慧乘走到壁画前,伸出手,手指轻轻触在画面中一个僧人的脸上。
那个僧人手持念珠,念珠化作银色锁链。
年轻,三十多岁,眉清目秀,嘴角微微上翘,像是在笑。
不是降妖时的狞笑,是那种——念了一声佛号、心里安定了的笑。
“老衲当年。”
慧乘的声音很轻,轻得像风吹过香炉里的灰。
“三十九岁。”
他的手指从画中的自己脸上移开,移到旁边另一个僧人脸上。
那个僧人手持禅杖,禅杖生出白色锁链。
更年轻,二十出头,浓眉大眼,脸上还带着少年人的稚气。
但眼睛里已经有光了——降魔的光。
“释道岳。

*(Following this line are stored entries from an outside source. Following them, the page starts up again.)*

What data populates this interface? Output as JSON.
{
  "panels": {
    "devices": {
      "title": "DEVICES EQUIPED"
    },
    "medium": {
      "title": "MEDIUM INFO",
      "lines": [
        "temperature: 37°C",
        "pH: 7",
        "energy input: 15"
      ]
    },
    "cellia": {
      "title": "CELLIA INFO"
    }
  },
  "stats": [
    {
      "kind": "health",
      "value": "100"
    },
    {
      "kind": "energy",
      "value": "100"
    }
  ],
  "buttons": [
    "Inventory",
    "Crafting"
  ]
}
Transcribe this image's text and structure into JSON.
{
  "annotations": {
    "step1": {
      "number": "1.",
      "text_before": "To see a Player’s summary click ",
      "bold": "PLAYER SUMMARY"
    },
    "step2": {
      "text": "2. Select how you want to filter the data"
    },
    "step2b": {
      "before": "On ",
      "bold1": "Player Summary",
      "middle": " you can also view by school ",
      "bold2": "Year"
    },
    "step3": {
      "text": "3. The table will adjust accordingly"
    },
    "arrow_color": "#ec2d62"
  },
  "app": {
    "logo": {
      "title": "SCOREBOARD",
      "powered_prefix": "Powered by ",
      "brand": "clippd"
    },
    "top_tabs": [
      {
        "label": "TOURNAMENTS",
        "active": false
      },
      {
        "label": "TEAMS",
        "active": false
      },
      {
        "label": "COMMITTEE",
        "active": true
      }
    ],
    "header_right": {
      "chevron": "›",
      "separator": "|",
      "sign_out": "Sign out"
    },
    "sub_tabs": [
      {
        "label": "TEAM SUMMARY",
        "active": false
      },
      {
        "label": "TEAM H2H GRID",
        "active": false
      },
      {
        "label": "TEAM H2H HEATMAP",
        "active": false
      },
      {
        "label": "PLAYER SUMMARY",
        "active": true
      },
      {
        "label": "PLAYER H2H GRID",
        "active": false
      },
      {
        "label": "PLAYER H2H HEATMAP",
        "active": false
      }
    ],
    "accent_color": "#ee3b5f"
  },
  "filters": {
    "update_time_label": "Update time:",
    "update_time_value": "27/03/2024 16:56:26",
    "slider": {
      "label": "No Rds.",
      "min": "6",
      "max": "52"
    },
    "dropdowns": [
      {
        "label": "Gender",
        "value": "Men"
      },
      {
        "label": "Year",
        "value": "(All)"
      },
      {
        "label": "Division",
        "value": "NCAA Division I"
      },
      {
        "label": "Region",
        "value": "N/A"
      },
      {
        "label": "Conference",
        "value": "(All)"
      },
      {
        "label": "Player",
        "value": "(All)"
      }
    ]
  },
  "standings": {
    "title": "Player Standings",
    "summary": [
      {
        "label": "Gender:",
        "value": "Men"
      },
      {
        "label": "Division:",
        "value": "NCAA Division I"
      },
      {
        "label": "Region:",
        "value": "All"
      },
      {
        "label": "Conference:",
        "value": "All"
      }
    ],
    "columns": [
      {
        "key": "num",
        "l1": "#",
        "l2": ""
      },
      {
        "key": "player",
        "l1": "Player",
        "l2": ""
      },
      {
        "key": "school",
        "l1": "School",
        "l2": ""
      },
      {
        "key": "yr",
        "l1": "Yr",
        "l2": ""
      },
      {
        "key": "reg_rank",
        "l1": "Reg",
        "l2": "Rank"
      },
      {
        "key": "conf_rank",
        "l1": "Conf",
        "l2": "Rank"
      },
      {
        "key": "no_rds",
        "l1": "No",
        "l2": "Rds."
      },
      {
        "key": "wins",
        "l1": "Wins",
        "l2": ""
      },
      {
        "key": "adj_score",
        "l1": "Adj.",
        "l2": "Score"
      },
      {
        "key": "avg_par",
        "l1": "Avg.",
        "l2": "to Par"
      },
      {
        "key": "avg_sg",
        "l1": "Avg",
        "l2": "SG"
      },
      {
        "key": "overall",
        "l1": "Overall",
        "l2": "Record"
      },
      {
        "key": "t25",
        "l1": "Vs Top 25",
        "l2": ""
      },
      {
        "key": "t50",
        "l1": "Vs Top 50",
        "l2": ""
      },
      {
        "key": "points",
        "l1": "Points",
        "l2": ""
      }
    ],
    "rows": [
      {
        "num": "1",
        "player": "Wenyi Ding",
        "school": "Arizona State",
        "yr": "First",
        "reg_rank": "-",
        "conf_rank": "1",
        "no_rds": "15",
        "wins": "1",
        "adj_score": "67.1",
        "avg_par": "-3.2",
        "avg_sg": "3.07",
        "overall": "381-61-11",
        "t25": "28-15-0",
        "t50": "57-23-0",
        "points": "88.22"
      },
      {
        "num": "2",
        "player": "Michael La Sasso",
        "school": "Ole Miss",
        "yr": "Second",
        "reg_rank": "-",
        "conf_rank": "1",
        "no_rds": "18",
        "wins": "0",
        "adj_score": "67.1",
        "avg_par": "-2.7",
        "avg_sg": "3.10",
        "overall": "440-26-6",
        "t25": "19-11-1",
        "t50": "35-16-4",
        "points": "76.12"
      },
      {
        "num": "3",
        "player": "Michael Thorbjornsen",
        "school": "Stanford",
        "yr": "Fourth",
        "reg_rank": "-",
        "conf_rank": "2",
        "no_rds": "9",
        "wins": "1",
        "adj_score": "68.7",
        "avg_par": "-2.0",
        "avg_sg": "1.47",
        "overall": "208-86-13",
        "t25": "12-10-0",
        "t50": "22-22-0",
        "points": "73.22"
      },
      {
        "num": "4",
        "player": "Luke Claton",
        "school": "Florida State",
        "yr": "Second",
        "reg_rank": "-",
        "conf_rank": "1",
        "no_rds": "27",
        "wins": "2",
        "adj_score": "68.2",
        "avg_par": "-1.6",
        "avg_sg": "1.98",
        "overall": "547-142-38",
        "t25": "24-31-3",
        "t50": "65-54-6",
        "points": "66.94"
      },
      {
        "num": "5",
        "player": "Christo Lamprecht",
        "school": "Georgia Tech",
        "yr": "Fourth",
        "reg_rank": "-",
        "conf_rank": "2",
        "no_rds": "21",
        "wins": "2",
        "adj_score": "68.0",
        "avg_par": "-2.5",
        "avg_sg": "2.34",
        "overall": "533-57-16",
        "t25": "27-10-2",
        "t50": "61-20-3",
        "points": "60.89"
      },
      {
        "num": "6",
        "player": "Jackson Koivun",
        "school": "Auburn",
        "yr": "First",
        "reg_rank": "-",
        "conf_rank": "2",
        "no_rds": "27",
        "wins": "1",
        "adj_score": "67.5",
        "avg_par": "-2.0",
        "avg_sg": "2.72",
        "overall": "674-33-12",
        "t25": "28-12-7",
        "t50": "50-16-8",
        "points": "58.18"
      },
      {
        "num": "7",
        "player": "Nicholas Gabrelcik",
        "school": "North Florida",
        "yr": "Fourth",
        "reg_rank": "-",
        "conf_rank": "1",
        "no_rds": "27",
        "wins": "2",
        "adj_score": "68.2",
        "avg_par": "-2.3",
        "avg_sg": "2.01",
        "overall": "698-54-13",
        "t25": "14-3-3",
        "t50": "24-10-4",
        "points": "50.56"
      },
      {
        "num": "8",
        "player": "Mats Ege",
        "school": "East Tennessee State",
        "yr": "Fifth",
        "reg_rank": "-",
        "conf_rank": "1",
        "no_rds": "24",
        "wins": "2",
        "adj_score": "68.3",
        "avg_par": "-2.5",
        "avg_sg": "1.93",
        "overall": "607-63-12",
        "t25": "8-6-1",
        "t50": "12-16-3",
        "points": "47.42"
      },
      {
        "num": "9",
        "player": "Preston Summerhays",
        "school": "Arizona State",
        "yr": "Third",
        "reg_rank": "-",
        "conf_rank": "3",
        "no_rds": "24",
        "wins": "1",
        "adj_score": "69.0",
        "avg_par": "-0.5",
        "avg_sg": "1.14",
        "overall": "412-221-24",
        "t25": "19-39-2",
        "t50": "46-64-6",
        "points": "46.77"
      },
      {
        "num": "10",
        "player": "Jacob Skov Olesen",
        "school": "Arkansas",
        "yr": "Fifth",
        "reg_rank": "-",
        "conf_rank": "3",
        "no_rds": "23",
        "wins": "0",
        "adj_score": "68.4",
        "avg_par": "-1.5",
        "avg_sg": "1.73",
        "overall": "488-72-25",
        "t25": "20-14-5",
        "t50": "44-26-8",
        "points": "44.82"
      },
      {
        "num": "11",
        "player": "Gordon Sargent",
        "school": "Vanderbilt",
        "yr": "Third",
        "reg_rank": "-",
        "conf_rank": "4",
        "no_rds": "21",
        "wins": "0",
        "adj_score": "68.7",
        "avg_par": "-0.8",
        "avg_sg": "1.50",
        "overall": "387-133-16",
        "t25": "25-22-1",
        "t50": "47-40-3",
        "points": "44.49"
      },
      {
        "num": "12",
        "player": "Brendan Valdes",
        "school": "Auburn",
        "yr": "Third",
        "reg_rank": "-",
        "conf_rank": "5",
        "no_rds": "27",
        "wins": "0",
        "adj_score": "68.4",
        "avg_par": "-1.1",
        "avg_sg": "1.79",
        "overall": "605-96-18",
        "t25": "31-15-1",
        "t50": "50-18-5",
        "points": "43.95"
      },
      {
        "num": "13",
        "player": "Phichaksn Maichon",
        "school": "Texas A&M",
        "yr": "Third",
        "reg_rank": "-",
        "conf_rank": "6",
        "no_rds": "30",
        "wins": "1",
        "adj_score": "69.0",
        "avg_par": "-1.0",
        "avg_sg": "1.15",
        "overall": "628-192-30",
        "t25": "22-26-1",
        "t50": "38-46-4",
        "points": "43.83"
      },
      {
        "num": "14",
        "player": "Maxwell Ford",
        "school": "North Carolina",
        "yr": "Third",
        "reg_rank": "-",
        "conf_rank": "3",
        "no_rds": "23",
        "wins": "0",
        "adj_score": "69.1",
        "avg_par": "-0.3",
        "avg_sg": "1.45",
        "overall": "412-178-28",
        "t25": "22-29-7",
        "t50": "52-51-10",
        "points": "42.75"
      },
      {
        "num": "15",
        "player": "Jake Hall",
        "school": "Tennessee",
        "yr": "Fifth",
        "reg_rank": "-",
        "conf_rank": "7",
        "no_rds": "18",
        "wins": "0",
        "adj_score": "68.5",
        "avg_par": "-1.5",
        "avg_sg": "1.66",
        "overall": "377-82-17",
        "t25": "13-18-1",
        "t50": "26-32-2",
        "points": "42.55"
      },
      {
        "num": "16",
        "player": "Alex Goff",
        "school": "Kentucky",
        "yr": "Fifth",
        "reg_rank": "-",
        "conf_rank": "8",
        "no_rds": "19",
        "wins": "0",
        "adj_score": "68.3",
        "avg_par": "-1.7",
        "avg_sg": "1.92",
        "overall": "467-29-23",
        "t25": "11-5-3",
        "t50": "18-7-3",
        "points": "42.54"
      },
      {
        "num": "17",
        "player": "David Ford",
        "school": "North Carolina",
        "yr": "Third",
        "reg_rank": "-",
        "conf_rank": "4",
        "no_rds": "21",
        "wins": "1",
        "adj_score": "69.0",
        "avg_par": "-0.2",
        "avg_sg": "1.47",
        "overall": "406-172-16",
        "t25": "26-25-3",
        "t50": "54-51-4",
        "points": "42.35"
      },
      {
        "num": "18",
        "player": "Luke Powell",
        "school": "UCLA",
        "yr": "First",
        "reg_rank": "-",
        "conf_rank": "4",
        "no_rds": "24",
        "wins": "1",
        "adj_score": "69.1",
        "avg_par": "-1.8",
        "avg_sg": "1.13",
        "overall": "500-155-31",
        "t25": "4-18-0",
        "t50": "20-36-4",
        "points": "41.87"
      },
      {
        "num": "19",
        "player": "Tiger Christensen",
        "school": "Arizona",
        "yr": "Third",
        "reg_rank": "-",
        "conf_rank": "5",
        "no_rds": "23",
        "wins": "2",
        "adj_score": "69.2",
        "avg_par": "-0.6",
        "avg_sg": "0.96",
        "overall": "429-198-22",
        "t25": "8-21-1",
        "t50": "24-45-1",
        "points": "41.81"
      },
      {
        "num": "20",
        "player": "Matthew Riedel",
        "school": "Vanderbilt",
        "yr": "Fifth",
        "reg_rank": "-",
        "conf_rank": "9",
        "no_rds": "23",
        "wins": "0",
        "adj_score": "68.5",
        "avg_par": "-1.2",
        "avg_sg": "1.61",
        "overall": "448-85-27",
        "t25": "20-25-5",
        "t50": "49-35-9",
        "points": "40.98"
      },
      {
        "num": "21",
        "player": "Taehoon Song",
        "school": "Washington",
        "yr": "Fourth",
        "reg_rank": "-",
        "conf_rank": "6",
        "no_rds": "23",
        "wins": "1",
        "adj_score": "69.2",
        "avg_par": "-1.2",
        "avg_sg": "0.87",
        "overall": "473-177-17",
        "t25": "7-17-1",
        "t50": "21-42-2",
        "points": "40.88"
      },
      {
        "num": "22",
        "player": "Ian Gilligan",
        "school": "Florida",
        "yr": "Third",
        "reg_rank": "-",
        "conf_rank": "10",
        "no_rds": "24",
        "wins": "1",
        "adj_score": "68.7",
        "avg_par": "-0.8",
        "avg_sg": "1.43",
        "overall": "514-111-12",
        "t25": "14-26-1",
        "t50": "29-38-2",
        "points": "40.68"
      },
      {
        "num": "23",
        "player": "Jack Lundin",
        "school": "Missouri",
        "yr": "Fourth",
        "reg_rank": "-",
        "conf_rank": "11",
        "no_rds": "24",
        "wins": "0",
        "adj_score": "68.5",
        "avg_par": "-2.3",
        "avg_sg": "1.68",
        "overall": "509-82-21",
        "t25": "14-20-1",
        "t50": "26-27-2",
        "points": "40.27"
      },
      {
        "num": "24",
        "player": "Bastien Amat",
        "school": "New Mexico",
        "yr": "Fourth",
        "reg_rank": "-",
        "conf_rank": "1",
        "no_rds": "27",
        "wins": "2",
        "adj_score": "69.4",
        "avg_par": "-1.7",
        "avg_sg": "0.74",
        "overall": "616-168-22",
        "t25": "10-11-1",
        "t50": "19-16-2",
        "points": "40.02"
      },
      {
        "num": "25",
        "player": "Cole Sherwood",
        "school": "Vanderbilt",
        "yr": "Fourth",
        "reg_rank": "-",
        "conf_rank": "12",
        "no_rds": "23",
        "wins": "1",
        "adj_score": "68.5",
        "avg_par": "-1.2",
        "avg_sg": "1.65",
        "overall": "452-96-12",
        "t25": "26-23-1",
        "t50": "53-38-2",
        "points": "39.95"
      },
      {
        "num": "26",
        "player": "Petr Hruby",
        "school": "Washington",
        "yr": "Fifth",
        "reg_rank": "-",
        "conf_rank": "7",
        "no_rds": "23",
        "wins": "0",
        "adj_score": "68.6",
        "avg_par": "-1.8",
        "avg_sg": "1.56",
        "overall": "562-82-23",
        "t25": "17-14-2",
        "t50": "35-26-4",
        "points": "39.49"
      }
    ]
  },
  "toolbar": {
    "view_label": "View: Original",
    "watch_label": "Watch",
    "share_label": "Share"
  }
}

”
慧乘念出他的名字。
“老衲的师弟。
封印结束后第三年,在禅房里坐化。
面朝终南山。”
手指再移,移到第三个僧人脸上。
双手合十,掌心飞出黄色锁链。
年长一些,四十多岁,面容清瘦,颧骨很高,眼窝深陷。
眉心有一颗朱砂痣。
“释法通。
净土宗首座。
封印中耗尽了毕生修为,回去后再没离开过禅房。
每日诵经,诵到圆寂。”
慧乘的手指从三个僧人脸上一一划过。
划完了,收回手,双手合十。
“阿弥陀佛。”
张玄应走到三个道士面前。
他的目光落在中间那个道士脸上——手持桃木剑,剑尖凝聚青色锁链。
老道,五十多岁,须发花白,脸上全是皱纹。
但那双眼睛——亮,亮得像两团火。
“师父。”
张玄应的声音有点哑。
“弟子来了。”
他的手指触在画中人的桃木剑上。